L'histoire de la fille qui a perdu 18 membres de sa famille : Je n'ai rien dit depuis six semaines.

Le Kosovo marque aujourd'hui le 22e anniversaire de la fin de la campagne de bombardement de l'OTAN visant à mettre fin au génocide au Kosovo par les forces serbes.

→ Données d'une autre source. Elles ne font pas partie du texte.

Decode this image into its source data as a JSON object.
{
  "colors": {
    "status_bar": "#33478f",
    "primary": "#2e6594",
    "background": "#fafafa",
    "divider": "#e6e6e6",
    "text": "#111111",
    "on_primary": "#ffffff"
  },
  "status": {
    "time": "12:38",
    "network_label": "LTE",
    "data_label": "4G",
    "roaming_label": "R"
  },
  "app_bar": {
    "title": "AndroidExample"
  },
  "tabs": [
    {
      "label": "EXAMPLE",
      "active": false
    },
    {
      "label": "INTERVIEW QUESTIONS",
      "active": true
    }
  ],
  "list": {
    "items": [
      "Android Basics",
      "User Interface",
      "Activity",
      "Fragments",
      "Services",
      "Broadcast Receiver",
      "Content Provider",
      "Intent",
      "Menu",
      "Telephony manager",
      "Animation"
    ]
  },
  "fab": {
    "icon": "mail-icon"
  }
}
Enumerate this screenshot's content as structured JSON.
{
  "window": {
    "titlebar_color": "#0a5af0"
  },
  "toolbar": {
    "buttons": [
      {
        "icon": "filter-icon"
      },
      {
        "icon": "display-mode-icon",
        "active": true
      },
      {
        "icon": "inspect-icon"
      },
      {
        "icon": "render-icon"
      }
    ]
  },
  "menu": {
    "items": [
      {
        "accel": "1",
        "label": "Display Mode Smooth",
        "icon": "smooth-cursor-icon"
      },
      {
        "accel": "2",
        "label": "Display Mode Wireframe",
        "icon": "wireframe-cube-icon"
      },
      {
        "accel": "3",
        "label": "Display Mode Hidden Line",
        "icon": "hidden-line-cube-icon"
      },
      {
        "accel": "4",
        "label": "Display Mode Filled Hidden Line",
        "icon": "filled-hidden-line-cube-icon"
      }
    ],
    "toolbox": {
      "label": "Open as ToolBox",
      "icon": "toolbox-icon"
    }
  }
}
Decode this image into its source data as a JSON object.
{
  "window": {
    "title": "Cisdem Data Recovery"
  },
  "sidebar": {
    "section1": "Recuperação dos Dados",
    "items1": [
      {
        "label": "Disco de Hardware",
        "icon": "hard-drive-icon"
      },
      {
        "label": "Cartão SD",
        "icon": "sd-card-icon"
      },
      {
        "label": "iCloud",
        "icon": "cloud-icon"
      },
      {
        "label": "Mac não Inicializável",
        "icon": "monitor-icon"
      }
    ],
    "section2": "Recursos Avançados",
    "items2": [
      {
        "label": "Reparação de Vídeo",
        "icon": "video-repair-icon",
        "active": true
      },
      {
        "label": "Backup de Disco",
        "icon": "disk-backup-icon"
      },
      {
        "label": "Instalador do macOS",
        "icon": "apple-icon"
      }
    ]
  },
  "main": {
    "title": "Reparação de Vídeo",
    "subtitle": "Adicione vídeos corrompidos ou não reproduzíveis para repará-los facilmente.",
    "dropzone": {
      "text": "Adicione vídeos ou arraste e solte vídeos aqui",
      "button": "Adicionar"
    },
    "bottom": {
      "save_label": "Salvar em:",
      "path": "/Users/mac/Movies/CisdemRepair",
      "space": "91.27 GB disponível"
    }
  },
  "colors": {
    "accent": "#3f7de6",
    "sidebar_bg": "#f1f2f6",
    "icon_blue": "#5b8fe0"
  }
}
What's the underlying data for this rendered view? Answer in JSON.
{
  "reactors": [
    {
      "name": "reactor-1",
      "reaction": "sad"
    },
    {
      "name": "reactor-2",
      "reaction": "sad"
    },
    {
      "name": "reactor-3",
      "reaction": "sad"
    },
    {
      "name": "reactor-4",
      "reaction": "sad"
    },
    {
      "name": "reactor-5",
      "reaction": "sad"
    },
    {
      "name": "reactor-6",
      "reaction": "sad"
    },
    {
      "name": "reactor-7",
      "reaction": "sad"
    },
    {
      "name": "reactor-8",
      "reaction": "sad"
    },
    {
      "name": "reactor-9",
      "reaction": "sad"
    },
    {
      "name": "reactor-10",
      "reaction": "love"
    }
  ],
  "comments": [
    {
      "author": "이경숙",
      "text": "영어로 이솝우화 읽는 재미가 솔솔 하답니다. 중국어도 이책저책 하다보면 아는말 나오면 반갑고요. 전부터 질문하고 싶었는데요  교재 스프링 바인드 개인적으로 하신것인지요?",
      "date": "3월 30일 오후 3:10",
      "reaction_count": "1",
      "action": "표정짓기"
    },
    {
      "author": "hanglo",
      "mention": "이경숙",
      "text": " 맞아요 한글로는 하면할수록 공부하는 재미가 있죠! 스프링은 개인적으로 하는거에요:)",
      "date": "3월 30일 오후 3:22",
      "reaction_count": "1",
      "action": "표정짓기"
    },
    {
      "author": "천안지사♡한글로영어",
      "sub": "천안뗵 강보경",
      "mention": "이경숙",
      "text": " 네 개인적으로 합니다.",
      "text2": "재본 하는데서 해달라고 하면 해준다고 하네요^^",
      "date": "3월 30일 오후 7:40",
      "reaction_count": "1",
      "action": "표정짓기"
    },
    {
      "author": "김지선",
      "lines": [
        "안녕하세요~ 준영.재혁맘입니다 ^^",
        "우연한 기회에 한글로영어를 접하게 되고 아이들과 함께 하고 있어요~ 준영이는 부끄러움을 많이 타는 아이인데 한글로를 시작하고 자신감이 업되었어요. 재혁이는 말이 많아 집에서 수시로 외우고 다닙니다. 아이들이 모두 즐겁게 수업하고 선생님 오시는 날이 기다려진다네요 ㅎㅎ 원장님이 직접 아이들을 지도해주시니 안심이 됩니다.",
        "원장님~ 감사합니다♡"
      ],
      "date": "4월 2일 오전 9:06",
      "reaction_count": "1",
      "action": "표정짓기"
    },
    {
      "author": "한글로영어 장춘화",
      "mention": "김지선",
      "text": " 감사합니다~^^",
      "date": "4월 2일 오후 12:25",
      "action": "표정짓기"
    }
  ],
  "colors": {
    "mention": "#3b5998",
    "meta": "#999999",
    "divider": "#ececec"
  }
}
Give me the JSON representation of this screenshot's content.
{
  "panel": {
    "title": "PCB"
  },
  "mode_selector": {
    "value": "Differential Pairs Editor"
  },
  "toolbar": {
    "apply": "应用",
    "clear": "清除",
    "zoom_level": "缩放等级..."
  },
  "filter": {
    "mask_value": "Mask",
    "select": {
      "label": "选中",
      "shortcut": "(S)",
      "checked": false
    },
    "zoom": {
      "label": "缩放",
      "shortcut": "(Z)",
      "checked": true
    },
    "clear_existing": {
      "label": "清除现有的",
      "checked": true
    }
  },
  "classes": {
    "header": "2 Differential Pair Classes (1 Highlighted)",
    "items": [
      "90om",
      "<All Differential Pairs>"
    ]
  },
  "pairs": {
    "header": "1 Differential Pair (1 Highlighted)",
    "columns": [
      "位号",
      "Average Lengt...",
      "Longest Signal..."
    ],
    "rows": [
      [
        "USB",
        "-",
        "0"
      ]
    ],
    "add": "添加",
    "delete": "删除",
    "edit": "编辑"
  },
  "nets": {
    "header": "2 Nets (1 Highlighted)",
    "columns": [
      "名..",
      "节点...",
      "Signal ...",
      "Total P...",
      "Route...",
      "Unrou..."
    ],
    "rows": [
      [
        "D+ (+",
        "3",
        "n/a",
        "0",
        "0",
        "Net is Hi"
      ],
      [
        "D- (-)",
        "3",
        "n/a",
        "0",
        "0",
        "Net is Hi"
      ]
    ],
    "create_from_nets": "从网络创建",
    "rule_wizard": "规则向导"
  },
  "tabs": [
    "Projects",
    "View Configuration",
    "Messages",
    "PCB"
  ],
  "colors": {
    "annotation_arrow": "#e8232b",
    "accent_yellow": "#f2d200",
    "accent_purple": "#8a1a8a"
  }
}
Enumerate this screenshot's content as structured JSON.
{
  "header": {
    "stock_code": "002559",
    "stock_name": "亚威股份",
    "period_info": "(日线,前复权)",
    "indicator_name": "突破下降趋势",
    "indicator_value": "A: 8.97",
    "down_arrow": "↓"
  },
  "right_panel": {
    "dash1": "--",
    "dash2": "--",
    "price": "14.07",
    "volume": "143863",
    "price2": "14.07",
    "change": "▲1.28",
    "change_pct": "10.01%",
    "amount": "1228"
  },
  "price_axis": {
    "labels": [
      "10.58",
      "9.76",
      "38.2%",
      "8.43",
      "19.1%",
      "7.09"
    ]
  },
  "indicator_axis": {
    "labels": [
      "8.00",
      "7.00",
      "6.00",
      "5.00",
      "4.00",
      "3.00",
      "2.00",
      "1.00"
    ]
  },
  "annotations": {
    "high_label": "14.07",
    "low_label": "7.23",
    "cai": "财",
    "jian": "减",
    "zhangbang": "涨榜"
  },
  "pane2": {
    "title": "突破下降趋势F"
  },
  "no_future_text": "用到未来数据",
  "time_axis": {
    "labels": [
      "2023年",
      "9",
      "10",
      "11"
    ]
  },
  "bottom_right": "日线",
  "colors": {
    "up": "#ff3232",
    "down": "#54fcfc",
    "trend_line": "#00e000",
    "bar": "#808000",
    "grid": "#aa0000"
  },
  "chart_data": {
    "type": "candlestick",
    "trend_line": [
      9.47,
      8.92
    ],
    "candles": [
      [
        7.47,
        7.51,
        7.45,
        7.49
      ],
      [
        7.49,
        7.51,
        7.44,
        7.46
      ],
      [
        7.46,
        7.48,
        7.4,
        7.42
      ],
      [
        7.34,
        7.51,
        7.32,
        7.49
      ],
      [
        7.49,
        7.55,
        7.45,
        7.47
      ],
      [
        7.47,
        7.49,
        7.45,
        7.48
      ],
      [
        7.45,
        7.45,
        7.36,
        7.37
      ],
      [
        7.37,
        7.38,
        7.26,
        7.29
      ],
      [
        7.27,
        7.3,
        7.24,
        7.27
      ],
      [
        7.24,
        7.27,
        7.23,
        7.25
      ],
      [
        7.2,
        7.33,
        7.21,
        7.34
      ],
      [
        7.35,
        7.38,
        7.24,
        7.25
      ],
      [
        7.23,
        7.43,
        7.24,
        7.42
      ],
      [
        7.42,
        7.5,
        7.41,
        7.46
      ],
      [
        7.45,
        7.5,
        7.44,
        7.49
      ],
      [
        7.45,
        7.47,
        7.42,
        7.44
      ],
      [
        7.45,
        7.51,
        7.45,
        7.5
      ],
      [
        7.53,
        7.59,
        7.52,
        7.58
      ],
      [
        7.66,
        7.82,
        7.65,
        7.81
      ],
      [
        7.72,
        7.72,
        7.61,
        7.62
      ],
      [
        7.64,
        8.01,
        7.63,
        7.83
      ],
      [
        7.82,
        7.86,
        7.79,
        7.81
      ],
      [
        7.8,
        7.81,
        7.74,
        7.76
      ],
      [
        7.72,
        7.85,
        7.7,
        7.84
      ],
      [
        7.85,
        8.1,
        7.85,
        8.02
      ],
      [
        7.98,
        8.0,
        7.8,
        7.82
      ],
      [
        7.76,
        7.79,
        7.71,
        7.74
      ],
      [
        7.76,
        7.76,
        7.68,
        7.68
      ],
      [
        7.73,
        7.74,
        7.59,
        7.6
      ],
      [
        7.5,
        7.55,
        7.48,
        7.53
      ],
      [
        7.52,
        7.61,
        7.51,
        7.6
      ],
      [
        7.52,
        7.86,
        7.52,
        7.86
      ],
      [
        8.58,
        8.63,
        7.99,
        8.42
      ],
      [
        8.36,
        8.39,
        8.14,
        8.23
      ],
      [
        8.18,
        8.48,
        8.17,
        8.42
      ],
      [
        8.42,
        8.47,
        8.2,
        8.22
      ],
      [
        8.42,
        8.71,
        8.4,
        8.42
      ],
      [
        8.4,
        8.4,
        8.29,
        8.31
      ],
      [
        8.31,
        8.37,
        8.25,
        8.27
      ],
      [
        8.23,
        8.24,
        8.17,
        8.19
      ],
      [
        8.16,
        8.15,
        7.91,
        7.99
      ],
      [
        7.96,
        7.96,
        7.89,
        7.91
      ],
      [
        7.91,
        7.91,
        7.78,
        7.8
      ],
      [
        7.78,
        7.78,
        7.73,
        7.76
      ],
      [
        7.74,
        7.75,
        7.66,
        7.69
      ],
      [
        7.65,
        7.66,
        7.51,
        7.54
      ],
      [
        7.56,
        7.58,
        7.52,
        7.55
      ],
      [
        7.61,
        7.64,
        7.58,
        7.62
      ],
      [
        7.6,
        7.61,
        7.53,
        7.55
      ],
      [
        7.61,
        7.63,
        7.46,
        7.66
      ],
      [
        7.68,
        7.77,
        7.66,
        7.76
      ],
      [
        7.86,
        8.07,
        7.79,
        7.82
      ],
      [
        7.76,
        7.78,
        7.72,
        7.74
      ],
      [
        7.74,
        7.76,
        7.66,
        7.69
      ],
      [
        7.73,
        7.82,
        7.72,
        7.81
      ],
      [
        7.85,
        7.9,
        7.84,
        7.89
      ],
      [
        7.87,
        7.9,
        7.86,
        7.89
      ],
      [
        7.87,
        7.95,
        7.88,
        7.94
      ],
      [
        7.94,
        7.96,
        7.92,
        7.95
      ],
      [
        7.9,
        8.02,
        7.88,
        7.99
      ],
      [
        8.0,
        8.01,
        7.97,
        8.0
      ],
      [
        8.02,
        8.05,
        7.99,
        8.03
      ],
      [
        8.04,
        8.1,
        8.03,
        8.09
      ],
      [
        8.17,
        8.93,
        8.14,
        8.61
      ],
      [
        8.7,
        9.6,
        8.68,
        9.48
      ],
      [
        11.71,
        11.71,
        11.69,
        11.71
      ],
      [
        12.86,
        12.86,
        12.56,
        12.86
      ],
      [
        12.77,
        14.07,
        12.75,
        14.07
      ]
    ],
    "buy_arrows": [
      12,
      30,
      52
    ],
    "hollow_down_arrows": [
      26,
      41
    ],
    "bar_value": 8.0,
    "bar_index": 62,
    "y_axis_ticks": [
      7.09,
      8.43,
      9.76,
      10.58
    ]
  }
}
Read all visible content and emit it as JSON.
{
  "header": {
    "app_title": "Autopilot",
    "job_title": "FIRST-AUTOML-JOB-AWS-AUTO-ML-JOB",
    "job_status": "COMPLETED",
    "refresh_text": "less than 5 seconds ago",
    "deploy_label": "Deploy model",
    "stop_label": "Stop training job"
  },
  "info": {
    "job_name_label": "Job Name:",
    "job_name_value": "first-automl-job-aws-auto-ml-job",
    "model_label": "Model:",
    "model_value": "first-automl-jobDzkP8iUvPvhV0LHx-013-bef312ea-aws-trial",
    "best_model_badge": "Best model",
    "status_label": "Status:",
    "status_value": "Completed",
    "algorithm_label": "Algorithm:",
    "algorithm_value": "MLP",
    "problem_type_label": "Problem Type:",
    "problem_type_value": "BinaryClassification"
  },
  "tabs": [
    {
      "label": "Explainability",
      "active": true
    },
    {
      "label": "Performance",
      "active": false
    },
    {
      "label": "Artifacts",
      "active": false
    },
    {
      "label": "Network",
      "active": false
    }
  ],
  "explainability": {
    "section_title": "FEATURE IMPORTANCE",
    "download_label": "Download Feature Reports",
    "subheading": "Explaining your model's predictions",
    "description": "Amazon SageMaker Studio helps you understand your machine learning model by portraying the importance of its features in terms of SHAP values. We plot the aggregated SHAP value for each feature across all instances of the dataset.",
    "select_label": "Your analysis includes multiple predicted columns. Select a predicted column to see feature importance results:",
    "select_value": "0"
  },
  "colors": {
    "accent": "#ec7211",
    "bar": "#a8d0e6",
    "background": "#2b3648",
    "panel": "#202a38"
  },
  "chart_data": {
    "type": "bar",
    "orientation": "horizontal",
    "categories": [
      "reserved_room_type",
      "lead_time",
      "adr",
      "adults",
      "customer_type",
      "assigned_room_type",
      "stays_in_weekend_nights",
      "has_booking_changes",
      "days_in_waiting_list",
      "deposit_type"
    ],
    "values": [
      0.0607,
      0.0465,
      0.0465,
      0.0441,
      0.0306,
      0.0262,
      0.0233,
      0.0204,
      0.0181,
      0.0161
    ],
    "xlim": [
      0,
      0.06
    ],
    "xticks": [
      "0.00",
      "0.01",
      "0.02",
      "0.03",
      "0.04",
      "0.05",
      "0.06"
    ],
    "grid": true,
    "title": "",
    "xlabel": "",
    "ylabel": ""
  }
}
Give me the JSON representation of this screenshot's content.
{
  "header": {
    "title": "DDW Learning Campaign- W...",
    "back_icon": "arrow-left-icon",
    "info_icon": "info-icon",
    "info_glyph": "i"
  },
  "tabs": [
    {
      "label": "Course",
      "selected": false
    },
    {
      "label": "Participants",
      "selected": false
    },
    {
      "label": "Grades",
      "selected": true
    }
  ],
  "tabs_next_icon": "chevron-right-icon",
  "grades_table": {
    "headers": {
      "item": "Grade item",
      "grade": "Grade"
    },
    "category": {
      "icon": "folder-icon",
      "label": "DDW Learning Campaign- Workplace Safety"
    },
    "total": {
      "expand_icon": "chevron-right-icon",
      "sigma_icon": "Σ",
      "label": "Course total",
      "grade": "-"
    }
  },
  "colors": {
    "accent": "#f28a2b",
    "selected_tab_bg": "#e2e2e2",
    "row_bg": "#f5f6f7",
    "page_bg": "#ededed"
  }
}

Valdete Isufi-Elshani a été invitée à la série Fropental avec Edsim Lane dans T7, qui a raconté l'histoire douloureuse de sa vie dans laquelle 18 membres de la famille ont été tués [...]
Le Kosovo marque aujourd'hui le 22e anniversaire de la fin de la campagne de bombardement de l'OTAN visant à mettre fin au génocide au Kosovo par les forces serbes.
Valdete Isufi-Elshani, a été invitée à un spectacle avec Education Lane dans le T7, qui a raconté l'histoire douloureuse de sa vie, au cours de laquelle 18 proches membres de sa famille ont été tués dans la guerre du Kosovo.
Elle a dit qu'elle était allée chercher des pilules pour que les femmes de sa famille soient retrouvées au moment où des nouvelles de la mort de tous les hommes de la famille ont été racontées.
Pour moi, j'ai demandé des pilules pour la paix pour les femmes de ma famille, la raison est que je suis le seul arnaque que j'ai su que nous avions perdu tous les hommes dans la famille environ 18 membres, et c'est pourquoi j'ai demandé des pas tranquilles pour les femmes de la famille. Parce que je savais que c'était très rare et que les slobs étaient distribués avec eux”, a-t-elle dit.
Elle a montré qu'en six semaines elle n'avait dit à personne que les hommes de sa famille étaient morts.
Je sais depuis six semaines, mais je ne peux pas communiquer avec les membres de ma famille. Cette route a été trop longue, nous avons marché de Skenderaj à l'État. Sur le chemin, mon grand-père a dit qu'ils avaient le sentiment que quelque chose de tragique est arrivé. Grand-père dit que si les garçons étaient vivants, ils nous trouveraient. Je ne savais pas comment ma famille avait été tuée.
Elle a dit à son cousin que ses fils sont morts.
J'ai perdu 18 membres de la famille proche, j'ai partagé la nourriture du champ avec eux. La façon dont nous avons trouvé le village était très excitante, parce que l'herbe dans le jardin était d'environ trois pieds de haut... mon cousin a dit à grand-père que malheureusement tous les garçons tombaient pour la liberté. Nous tous qui avons survécu à la guerre, nous sommes des enfants sains et confortables avec des écoles et le travail de la famille”, a-t-elle ajouté.
De plus, on lui a demandé quand elle viendra se rendre au Kosovo, ce à quoi elle a beaucoup d'émotions à répondre, car le manque de Kosovo était trop grand.
J'ai peur que cette question ne m'apporte des émotions, mais je veux vous demander ce que je fais... J'espère que l'année prochaine, après que l'Australie a fermé ses frontières à cause de COVID-19. Vous me manquez tellement, je ne peux pas décrire combien d'années je n'ai pas été”, a-t-elle ajouté.